Das Konzert, in dessen erster Hälfte der in München lebende peruanische Meisterpianist Juan José Chuquisengo erstmals als Komponist vor die deutsche Öffentlichkeit trat, begann mit einem Arrangement Chuquisengos von Mariano Mores’ (1918-2016) populärer Milonga ‚Taquito militar’ für Violine und Klavier, vortrefflich im spielerischen Charakter erfasst von Rebekka Hartmann und Ottavia Maceratini. Danach spielte Frau Maceratini eine rauschhafte Klavierfantasie von Chuquisengo, die sie elf Tage zuvor in Zürich zur sehr erfolgreichen Uraufführung gebracht hatte (siehe die entsprechende Zürcher Kritik bei The New Listener) – und die sie hier noch differenzierter und souveräner zu gestalten verstand: ‚Guerrero Andino’, ein technisch äußerst herausforderndes, ungeheuer klangschönes Werk, das eine immense Stilbreite quasi indigener Stilelemente vorstellt, ohne je Volksweisen zu zitieren, und nach Ansicht vieler prädestiniert, ein erfolgreiches Repertoirestück zu werden.

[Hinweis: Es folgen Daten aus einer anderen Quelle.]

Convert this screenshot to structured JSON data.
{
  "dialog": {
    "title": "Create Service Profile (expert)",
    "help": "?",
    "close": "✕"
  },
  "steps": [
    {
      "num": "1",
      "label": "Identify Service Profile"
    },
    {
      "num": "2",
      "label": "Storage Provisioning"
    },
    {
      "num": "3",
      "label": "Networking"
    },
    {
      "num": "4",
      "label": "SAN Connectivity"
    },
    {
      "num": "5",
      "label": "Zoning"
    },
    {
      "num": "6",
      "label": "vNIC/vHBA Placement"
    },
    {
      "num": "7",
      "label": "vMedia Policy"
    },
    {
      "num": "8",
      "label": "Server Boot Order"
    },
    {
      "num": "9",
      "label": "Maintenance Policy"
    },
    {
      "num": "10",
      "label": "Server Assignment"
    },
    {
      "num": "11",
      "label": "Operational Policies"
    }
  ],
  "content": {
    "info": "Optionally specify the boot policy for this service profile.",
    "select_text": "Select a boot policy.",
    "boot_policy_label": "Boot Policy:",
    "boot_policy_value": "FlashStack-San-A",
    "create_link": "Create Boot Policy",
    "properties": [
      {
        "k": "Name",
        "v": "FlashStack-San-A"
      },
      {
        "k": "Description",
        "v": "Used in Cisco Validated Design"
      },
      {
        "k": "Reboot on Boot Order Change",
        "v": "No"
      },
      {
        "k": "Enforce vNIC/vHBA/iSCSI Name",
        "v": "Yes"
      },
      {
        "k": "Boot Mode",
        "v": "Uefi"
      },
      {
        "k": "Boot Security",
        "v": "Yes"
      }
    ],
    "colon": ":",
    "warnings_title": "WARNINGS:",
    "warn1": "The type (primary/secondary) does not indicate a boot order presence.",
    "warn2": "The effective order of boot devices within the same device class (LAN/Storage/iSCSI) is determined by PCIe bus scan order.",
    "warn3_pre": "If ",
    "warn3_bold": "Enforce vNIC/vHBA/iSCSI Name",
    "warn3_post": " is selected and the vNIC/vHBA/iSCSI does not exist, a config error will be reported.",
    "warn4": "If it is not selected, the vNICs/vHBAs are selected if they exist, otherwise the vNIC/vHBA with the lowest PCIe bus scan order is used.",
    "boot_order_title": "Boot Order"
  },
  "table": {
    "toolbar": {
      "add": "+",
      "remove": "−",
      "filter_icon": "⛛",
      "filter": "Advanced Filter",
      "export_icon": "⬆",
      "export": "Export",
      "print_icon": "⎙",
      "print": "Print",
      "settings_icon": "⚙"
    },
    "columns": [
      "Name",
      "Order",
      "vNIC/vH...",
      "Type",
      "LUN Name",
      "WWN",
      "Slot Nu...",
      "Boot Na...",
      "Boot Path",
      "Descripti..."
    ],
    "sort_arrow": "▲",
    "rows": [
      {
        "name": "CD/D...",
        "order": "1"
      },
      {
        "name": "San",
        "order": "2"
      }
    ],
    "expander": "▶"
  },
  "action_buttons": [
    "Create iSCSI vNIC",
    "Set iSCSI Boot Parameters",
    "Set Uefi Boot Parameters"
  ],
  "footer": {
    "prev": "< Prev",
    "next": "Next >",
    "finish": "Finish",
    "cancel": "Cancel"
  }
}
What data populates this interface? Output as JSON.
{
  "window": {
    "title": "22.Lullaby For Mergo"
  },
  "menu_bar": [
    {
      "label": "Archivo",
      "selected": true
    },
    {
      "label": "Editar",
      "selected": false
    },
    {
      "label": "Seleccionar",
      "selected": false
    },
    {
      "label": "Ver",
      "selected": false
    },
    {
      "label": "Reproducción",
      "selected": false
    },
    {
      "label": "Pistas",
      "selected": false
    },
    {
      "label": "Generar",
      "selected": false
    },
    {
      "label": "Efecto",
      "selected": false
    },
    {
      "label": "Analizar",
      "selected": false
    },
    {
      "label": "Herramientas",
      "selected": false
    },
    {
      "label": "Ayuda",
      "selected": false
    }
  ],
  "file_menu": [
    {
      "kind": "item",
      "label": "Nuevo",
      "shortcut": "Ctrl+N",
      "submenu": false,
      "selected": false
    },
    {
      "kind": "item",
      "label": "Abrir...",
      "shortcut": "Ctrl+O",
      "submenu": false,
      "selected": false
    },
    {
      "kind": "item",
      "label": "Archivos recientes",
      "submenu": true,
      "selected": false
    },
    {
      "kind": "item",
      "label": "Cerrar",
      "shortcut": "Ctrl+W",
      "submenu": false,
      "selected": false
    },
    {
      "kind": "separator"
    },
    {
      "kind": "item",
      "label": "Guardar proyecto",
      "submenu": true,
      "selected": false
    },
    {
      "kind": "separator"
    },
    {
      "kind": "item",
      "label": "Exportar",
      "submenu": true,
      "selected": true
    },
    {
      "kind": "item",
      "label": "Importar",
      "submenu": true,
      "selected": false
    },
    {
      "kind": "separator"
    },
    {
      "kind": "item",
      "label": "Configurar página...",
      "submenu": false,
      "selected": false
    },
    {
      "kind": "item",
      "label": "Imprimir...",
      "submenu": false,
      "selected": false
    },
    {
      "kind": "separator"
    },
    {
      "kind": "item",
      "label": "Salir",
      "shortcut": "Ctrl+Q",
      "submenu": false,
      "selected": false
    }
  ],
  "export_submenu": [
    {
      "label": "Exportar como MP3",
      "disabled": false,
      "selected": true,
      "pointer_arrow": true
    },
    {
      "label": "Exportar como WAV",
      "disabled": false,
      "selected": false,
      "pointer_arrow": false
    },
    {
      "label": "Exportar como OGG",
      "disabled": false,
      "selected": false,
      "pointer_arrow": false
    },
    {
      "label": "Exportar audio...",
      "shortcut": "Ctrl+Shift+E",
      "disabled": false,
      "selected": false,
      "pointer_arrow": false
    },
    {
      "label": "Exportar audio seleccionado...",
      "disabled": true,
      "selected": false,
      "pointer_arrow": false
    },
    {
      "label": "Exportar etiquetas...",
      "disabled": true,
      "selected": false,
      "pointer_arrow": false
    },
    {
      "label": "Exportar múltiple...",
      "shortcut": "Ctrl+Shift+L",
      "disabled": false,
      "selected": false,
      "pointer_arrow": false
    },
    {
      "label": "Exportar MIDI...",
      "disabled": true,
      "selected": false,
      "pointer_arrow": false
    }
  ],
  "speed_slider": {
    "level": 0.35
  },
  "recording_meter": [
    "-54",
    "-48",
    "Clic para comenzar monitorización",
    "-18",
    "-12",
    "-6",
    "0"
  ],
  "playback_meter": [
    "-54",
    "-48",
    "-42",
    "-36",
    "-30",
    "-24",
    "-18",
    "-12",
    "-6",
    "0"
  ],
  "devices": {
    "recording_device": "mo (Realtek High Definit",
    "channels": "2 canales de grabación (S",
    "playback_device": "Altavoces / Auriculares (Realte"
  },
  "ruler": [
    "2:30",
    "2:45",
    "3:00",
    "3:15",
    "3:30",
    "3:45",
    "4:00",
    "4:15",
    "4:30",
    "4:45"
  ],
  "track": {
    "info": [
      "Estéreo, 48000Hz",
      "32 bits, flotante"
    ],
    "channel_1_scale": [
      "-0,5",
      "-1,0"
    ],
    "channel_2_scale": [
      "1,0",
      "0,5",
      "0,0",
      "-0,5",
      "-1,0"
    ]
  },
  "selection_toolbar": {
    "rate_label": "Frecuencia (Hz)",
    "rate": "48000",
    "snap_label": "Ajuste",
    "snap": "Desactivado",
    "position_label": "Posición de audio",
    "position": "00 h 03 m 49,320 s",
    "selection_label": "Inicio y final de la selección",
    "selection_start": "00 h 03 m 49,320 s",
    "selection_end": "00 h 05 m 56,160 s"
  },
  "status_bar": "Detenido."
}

Dem folgte die Uraufführung der 2014 entstandenen und 2015 überarbeiteten ‚Tango-Metamorphosen’ von Chuquisengo für Streichquintett unter der sehr musikalischen Leitung des Komponisten. Er erwies sich darin auch als durchaus begabter Dirigent, der sicher noch das rechte durchgehende Maß zwischen Aktion und Geschehenlassen finden muss – ein paar Mal hatte man den Eindruck, dass er so sehr beim Zuhören war, dass er fast das Dirigieren vergessen hätte. Umso inniger glückte vieles in dieser Aufführung. An einigen besonders komplexen Stellen in diesem so überreichen, hochdramatischen, wahrhaft symphonisch gebauten großen einsätzigen Werk, das ursprünglich als Hommage an Astor Piazzolla betitelt war, kam es zu kleineren Unfällen, und einmal stieg eine Beteiligte für längere Zeit aus und spielte trotzdem weiter, was für ein paar Takte harmonisches Chaos sorgte. So etwas ist bei Uraufführungen immer wieder passiert, es gehört sozusagen zum Abenteuer der Feuertaufe dazu, und doch kann man den Musikern, die in kürzester Zeit (bedingt durch Erkrankung zunächst zur Mitwirkung vorgesehener Kollegen) das kontrapunktisch und rhythmisch sehr komplexe Werk erstaunlich gut umzusetzen verstanden, nur hohen Respekt zollen, und das Publikum war zutiefst ergriffen und begeistert von dieser so wild ungestümen wie zärtlich gesangvollen Musik, die organisch zielsicher unterschiedlichste Aggregatzustände durchwandelt. Chuquisengo hat das Zeug zu ganz Großem und dürfte als Komponist bald zu hohen Ehren kommen.

Nach der Pause spielten zunächst Rebekka Hartmann und Shasta Ellenbogen drei wunderschön einfache Canzonettas vom großen neuseeländischen Meister Douglas Lilburn (1915-2001), wobei die so einfache Pizzicato-Begleitung der Bratsche in der ersten Canzonetta rhythmisch sehr unstet ausfiel. Ansonsten war der Vortrag sehr ausdrucksvoll und fesselnd. Im folgenden Duo für zwei Violinen, im Zusammenspiel nicht ganz so beglückend, konnte man Lilburns große Kunst freier kontrapunktischer Gestaltung bewundern. Wer nicht ideologiebelastet an diese Musik herangeht, also sich nicht damit aufhalten muss, dass zu dieser Zeit Boulez, Nono oder Xenakis viel „modernere“ Musik geschrieben haben, kann erfahren, welch große Kunst in vollendeter Einfachheit und auch erfüllter Sparsamkeit der Mittel liegen kann.

Gestalterischer Höhepunkt des Konzerts war zweifellos das erste Klavierkonzert in C-Dur von Beethoven in der Streicherfassung Vinzenz Lachners. Ja, es war wirklich erstaunlich, wie orchestral das Quintett erklang, und man kann von Ottavia Maria Maceratini nur sagen, dass man lange herumreisen muss, um jemanden zu hören, der dieses Konzert heute ähnlich überzeugend darbieten könnte. Wenn viele Zuhörer hier von Weltklasse sprachen, kann man ihnen nur gelassen beipflichten. Sicher, der langsame Satz vertrüge mehr Ruhe und eine tiefere Erforschung der introvertierten Dimension, der Schattenanteile der Musik; und das Finale war an der absoluten Tempoobergrenze orientiert, das war kein Allegro mehr, sondern ein Presto – aber so gespielt, so artikuliert war es einfach bezwingend. Schwierig allerdings für die Streicher, in dem rasanten Tempo zu entsprechendem Klang zu finden, da müsste man es wohl noch ein paar Mal spielen. Ganz besonders gelungen war auf jeden Fall der Kopfsatz, und insgesamt war das alles von einer frappierenden Musikalität und organisch entwickelten Logik des Aufbaus, eine echte Freude. Wir sind sehr gespannt, was wir von diesen Musikern noch hören werden.